Other than the former Cowboys Stadium (now AT&T Stadium) in Arlington, the best place to watch a football game is Michigan Stadium. Cowboys Stadium’s mega-TV and layout, retractable dome and overall feel was cool in a modern sense. Michigan played Florida, and won there, during the 2017 season-opener.

But for purists, Michigan Stadium is it. You don’t have to be a Michigan fan to appreciate the grandeur of The Big House.

Best part of covering UM was the free food. There was Mr. Spots for lunch for a couple years, but that was cut off to my dismay. So, in order to get my steak sandwich fix, I approached Mr.
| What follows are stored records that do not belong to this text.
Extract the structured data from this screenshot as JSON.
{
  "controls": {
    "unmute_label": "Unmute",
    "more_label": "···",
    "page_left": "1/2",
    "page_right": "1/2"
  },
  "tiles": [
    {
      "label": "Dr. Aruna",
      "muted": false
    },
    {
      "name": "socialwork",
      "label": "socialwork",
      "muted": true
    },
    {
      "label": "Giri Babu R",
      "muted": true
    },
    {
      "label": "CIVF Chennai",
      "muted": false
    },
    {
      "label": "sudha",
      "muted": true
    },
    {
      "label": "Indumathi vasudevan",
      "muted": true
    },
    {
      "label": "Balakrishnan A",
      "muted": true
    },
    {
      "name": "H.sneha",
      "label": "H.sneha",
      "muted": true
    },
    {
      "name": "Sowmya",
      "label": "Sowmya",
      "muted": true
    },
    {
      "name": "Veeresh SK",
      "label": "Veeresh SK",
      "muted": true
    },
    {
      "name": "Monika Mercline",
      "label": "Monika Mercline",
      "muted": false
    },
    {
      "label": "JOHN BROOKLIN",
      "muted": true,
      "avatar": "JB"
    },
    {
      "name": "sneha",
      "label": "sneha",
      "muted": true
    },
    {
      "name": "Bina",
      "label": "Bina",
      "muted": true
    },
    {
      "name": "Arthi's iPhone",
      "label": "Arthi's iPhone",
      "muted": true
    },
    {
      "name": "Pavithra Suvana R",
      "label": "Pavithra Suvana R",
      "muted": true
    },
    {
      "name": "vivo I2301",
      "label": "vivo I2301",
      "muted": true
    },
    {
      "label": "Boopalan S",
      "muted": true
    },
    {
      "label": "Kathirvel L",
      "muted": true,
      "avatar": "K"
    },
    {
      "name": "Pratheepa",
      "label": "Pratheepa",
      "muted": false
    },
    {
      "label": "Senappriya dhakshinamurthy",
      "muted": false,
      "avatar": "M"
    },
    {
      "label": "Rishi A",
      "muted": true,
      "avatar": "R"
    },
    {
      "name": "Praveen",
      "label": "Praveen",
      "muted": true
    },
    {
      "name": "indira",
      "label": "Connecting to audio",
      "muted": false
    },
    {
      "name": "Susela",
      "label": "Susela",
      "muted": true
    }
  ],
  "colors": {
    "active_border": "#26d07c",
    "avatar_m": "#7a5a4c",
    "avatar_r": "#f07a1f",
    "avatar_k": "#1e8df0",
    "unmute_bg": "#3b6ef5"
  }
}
Spots about sponsoring my podcast. Shout-out to Tim and Keith at 808 State Street in Ann Arbor!

In terms of how they fed the press, the Wolverines were second-to-none. We got hotdog vouchers at Spartan Stadium. I’ve been to dozens of Big Ten venues, and none came close to offering the meals offered by Michigan. I remember in 2014, there was a long rain delay during the Utah game. So, as media sat for what seemed like at least 2 hours, Michigan staffers began bringing us prime rib.

I think there was also macaroni and cheese, along with the other sandwiches and dessert bar available as part of the normal game-day menu. The prime rib came from the Victors Club, I believe. They had a suite near the press box. We got their extras … but still … it was good.

I mean, Cowboys Stadium had a spread, complete with a real chef cutting off slabs of prime rib and BBQ. But that’s another level of hospitality. For a college game, and on a regular basis, no school fed me better than Michigan.

Ohio State thing has become a cruel drama

I really feel bad for UM fans. For real. That’s all I’m going to say. Hopefully your Wolverines find a way to beat the Buckeyes. I know my Spartans have done it a few times.

This was fun to write. Thanks for reading. I wanted to do something a little different and give readers an inside peak at behind-the-scenes action on the Michigan beat.